This is a report and a Research Summary from the research project Survivor-informed support for trafficked children in Scotland. The research was conducted by Dr Maggie Grant, Dr Maria Fotopoulou, Scot Hunter, Professor Margaret Malloch, Dr Paul Rigby and Dr Kieran Taylor, all of University of Stirling and funded by the Modern Slavery and Human Rights Policy and Evidence Centre (Modern Slavery PEC), which in turn is funded and supported by the UK Arts and Humanities Research Council (AHRC).
Improving outcomes for separated children and young people who have experienced human trafficking is a major and urgent challenge facing the UK. While the exploitation experiences and immediate support needs of separated children who have experienced trafficking are well documented in research, the evidence base on what happens in the longer term for children and young people – and how they feel about it – is more limited.
Once children and young people move beyond this stage, the spotlight on them fades. This study sought to extend the timeframe to explore short, medium and long-term experiences of support and recovery. The study directly involved children and young people who had made their homes in the UK, eliciting narratives of recovery with a focus on their choices as well as needs, alongside data recorded by, or gathered from, professionals.
The aim was to improve understanding of what constitutes sustainable support over a longer timeframe, thus offering valuable insights for all those working with this group of children and young people, in the UK and internationally. The number of potential human trafficking victims in the UK is usually recorded by referrals to the National Referral Mechanism (NRM).
- Young people in Scotland who have experienced trafficking and professionals used various definitions of recovery. They described it as a long, even life-long, process; where one is able and feels confident to make and voice choices; has regained a sense of control; has the ability to think about the future and make plans, as well as acknowledging exploitative experiences. Young people’s accounts highlighted safety, identity, community and autonomy as inter-linked factors that promote recovery.
- ‘System trauma’, in particular navigating the asylum system, is one of the biggest barriers for young people’s ability to recover following experiences of trafficking. The impact of the asylum process, including being interviewed and waiting for a decision, interferes with nearly all other areas of their lives. Young people and professionals described how feeling safe goes beyond physical safety to include stability provided by familiar routines and regular contact with people they trust, as well as a sense of predictability about the future, free from the insecurity caused by precarious immigration status.
- Trusting relationships which promote agency and choice are vital. It takes time for young people to build trust in relationships, particularly following experiences of exploitation. Over the long term, these relationships helped children and young people to develop their confidence and knowledge, leading to increased autonomy.
- Although effective multi-agency working has long been recognised as facilitating better support for young people, this remains an area of concern for professionals. They emphasised the continued need for clear coordination between agencies, specialist training on working with young people who have experienced trafficking and consistency of services across the country.

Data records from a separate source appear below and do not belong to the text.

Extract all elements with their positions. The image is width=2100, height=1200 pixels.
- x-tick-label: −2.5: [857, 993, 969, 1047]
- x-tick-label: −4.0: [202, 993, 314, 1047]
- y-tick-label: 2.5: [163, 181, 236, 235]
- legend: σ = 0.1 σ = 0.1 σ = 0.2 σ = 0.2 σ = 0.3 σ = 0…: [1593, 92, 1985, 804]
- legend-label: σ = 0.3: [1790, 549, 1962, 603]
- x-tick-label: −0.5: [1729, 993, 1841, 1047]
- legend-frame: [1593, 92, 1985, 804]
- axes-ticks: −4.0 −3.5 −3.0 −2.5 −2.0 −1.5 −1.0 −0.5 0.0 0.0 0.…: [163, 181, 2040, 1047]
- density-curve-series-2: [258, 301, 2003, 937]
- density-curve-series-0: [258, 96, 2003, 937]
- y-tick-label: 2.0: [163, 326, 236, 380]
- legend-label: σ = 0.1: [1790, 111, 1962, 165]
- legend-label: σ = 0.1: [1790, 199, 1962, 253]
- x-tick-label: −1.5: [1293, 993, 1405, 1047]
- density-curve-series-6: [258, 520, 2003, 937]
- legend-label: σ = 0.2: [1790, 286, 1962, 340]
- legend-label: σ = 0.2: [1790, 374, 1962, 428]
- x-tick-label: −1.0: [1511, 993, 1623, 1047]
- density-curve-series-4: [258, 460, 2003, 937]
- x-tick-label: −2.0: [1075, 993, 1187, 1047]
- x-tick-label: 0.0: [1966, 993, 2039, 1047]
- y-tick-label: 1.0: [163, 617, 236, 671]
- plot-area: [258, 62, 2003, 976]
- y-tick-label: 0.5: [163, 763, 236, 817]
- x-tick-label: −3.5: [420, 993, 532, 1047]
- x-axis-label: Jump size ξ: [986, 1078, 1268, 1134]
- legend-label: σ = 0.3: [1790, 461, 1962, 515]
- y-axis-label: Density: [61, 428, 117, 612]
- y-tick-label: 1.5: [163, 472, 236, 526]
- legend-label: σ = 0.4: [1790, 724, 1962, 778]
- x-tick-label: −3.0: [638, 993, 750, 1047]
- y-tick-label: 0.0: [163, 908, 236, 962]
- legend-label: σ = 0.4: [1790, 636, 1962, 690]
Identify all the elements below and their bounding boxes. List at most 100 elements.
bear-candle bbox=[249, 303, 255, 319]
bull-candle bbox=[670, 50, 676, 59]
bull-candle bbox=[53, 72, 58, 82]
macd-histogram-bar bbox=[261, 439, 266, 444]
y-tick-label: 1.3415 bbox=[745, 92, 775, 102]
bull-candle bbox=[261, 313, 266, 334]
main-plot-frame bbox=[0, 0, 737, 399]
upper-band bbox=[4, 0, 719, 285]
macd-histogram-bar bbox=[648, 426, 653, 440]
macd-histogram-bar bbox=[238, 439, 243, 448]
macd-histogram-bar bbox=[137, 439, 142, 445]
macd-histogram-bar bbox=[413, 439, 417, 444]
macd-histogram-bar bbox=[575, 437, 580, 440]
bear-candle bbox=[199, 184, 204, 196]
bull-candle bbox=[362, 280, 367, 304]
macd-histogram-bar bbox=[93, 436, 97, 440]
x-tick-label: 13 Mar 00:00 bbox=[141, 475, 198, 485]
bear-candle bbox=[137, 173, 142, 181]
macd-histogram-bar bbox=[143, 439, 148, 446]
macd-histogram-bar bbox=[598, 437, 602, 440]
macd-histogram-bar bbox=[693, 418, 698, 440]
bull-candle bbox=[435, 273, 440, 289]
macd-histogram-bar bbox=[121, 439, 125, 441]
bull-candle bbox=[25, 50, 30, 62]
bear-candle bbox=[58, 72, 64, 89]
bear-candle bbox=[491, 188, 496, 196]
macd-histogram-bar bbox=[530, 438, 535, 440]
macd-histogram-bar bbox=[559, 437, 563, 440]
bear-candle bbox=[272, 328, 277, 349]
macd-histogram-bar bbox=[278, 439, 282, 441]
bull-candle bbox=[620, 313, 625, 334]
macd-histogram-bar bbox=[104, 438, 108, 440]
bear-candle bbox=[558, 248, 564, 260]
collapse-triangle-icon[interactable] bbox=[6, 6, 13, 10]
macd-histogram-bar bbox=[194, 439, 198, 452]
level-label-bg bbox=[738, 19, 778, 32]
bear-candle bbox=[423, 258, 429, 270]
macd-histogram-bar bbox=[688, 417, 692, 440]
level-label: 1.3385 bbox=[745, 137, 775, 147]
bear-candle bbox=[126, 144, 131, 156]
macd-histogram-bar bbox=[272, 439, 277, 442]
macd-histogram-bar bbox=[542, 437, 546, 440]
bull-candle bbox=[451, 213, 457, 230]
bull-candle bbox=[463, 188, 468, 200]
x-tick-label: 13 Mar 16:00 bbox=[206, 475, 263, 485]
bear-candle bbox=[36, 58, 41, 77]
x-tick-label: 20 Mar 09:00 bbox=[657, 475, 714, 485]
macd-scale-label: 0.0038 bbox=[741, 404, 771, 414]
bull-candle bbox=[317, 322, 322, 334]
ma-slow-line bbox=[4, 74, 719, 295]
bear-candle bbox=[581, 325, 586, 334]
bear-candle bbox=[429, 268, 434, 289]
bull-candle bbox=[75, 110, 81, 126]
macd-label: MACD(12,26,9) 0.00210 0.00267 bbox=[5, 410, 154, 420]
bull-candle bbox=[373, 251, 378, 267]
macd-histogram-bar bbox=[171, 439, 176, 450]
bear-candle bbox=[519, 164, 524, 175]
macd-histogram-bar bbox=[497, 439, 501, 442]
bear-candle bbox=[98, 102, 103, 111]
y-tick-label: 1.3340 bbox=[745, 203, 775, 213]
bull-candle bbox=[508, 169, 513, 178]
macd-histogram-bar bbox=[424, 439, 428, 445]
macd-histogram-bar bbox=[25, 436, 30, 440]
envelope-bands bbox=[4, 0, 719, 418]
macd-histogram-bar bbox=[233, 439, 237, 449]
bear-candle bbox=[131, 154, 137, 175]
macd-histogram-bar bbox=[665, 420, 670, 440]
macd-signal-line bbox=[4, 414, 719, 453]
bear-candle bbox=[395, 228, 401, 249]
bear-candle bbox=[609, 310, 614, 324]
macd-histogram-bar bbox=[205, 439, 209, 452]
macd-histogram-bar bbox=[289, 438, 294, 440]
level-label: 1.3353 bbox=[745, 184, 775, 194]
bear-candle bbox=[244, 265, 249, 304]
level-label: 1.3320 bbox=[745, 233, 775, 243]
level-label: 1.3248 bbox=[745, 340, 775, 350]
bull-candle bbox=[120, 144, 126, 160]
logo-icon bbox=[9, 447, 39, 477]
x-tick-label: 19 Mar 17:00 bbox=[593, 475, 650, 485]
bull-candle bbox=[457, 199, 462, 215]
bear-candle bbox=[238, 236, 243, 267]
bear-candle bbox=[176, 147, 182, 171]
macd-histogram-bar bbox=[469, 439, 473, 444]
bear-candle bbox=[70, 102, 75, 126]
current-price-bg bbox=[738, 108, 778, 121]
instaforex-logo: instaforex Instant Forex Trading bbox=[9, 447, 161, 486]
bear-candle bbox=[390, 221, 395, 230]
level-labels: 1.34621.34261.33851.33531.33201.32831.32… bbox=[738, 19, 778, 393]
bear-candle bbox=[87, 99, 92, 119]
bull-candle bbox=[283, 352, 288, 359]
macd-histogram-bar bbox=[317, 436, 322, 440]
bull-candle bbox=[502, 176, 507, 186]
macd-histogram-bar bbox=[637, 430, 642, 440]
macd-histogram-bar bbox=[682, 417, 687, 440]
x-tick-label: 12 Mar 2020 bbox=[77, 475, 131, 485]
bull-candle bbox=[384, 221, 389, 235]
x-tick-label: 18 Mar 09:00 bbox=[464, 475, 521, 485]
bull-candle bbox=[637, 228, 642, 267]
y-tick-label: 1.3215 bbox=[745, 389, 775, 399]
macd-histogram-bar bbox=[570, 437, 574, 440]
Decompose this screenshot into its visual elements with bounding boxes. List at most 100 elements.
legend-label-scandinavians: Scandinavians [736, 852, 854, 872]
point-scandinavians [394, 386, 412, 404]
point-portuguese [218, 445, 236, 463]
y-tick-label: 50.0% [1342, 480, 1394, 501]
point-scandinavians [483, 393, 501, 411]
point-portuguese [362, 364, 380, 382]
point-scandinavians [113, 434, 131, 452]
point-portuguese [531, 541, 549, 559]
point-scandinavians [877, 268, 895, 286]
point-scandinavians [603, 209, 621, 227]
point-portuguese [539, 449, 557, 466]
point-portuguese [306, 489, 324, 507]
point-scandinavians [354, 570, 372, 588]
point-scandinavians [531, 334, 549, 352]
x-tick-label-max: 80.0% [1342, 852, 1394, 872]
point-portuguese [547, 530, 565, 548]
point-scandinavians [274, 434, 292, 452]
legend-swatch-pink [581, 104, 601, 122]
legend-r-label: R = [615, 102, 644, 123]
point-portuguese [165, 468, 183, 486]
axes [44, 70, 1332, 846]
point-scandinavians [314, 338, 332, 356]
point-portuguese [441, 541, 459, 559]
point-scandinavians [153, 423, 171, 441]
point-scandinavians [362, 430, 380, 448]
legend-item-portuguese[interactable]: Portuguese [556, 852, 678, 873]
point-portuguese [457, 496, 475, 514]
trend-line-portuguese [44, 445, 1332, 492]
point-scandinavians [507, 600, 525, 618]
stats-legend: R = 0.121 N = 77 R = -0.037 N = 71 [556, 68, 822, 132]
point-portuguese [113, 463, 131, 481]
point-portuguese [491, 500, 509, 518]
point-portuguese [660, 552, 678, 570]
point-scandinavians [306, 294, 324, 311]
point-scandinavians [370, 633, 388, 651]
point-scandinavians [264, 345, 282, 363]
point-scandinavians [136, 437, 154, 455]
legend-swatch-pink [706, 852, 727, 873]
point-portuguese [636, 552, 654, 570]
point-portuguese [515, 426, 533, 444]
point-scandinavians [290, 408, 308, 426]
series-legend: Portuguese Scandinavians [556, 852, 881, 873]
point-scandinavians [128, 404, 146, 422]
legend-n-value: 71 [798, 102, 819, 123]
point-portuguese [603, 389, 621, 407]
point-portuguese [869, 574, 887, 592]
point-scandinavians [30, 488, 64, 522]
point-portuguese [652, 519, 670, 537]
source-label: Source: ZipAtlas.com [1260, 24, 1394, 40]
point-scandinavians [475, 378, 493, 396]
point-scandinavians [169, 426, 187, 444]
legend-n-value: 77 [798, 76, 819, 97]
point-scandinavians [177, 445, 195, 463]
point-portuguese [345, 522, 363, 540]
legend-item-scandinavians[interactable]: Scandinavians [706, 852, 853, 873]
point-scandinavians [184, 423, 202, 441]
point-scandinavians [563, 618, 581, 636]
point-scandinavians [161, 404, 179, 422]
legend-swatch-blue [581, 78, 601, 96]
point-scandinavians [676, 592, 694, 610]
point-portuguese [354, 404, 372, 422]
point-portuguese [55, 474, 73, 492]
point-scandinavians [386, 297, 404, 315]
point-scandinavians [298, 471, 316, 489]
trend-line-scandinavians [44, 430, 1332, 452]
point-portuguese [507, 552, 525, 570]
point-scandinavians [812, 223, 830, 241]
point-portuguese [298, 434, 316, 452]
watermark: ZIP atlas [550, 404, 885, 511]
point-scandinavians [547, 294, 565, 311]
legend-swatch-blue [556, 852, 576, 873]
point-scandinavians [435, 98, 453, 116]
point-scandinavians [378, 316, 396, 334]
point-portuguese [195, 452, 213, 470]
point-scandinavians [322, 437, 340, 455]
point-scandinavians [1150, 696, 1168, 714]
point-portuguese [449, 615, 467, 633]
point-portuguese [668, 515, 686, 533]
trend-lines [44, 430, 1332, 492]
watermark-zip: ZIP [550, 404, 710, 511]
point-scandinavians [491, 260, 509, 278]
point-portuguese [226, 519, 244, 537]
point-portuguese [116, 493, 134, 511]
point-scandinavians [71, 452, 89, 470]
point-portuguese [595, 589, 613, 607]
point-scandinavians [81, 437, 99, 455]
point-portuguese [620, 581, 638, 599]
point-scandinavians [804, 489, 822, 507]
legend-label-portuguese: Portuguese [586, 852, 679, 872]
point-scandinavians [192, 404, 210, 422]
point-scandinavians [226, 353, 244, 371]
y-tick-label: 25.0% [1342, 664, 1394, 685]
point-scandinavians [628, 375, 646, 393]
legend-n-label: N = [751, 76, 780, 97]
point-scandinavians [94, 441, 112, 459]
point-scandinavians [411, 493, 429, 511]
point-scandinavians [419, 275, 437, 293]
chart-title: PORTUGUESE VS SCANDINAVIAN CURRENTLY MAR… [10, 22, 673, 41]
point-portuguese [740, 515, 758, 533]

- Young people indicated a high degree of satisfaction with the support provided by and through the Scottish Guardianship Service, highlighting activities that provided a structure and that brought them into contact with other people as particularly important.
- The UK and Scottish Governments must ensure that a child protection framework of support and processes take priority over NRM referrals. OSCE (2022) indicate that any NRM should build on existing national child protection systems, where a child’s best interest is at the centre of decision making in line with state obligations under the UNCRC.
- The Home Office must ensure that decision making processes are timely. Immigration status is crucial in allowing young people to make plans and organise their lives. Ensuring decision making is timely is imperative to recovery.
- The Scottish Government and other funding bodies need to ensure that services are properly resourced to provide adequate and appropriate levels of support. Limited provisions work against building trusting relationships and can often impact on the effectiveness of engagement and subsequently longer-term outcomes for young people. Continuity and consistency are vital in establishing trusting relationships as a pre-condition for recovery. The Scottish model of guardianship support for all separated children, regardless of NRM decisions, combined with provision of support post-18 for care experienced young people, provides this. Identification and support in Scotland is not conditional on a positive NRM decision and reflects the importance of the child protection and support framework and process as indicated in the first recommendation.
- Clear collaborative objectives that over-ride the organisational priorities of any one agency need to be reinforced. Strengths-based practice approaches should be adopted, alongside multi-agency co-ordinated working and integrated responses within the child protection system.
- Young people require support – including education, financial, accommodation and mental health support – that goes beyond specific services related to trafficking in order to meet their longer-term needs and support longer-term recovery. These are presently available in Scotland under child-care and throughcare and aftercare provisions and professionals need to ensure equal access to services across the country, supported by additional training where necessary. Service outcomes should reflect the priorities of children and young people and their understandings of ‘recovery’.
- All statutory and non-statutory bodies working with separated and trafficked children need to ensure that the focus remains on children’s needs rather than particular national groups. Professionals have ongoing concerns about the patterns of over-representation of specific nationalities in processes of identification. Ongoing training regarding patterns of arrivals, the importance of assessment within a child protection framework utilising possible trafficking indicators, and the need for a multi-agency response (including cross border) are all important factors regarding the focus on needs.